The total mass of the structure is given as $$m = 50 \times 10^{3}\ \text{kg}$$. The weight is the gravitational force $$mg$$ acting downward. Because the load is uniformly distributed over four identical columns, each column supports exactly one‐fourth of this weight.

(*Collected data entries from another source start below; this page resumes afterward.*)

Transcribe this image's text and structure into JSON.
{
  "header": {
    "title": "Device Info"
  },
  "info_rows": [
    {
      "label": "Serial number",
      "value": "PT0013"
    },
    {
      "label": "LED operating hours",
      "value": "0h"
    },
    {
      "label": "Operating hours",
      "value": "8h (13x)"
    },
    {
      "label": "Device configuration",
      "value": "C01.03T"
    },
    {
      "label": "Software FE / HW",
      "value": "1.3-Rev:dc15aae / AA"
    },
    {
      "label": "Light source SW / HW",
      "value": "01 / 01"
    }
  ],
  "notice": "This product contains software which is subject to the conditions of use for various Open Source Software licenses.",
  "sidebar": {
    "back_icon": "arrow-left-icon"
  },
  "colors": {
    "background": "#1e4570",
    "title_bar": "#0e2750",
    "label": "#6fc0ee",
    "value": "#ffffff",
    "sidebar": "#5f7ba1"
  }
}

First we calculate the total weight:

$$W_{\text{total}} = mg = \left( 50 \times 10^{3}\ \text{kg} \right)\left( 9.8\ \text{m s}^{-2} \right) = 4.9 \times 10^{5}\ \text{N}.$$

The load per column is therefore

$$F = \frac{W_{\text{total}}}{4} = \frac{4.9 \times 10^{5}\ \text{N}}{4} = 1.225 \times 10^{5}\ \text{N}.$$

Each column is a hollow cylinder with outer radius $$R = 100\ \text{cm} = 1.0\ \text{m}$$ and inner radius $$r = 50\ \text{cm} = 0.50\ \text{m}.$$ The cross-sectional area of a hollow cylinder is

$$A = \pi \left( R^{2} - r^{2} \right).$$

Substituting the radii,

$$A = \pi \left[ (1.0\ \text{m})^{2} - (0.50\ \text{m})^{2} \right] = \pi \left( 1.00 - 0.25 \right)\ \text{m}^{2} = 0.75\pi\ \text{m}^{2}.$$

Numerically,

$$A = 0.75 \times 3.1416\ \text{m}^{2} \approx 2.356\ \text{m}^{2}.$$

Now we compute the compressive stress on each column. By definition,

$$\sigma = \frac{\text{Force}}{\text{Area}} = \frac{F}{A}.$$

Hence,

$$\sigma = \frac{1.225 \times 10^{5}\ \text{N}}{2.356\ \text{m}^{2}} \approx 5.20 \times 10^{4}\ \text{Pa}.$$

The relation between Young’s modulus $$Y$$, stress $$\sigma$$ and longitudinal strain $$\varepsilon$$ is

$$Y = \frac{\sigma}{\varepsilon} \quad\Longrightarrow\quad \varepsilon = \frac{\sigma}{Y}.$$

With $$Y = 2.0 \times 10^{11}\ \text{Pa},$$ we have

$$\varepsilon = \frac{5.20 \times 10^{4}\ \text{Pa}} {2.0 \times 10^{11}\ \text{Pa}} = 2.60 \times 10^{-7}.$$

Thus the compression strain in each steel column is

$$\boxed{2.60 \times 10^{-7}}.$$

Hence, the correct answer is Option B.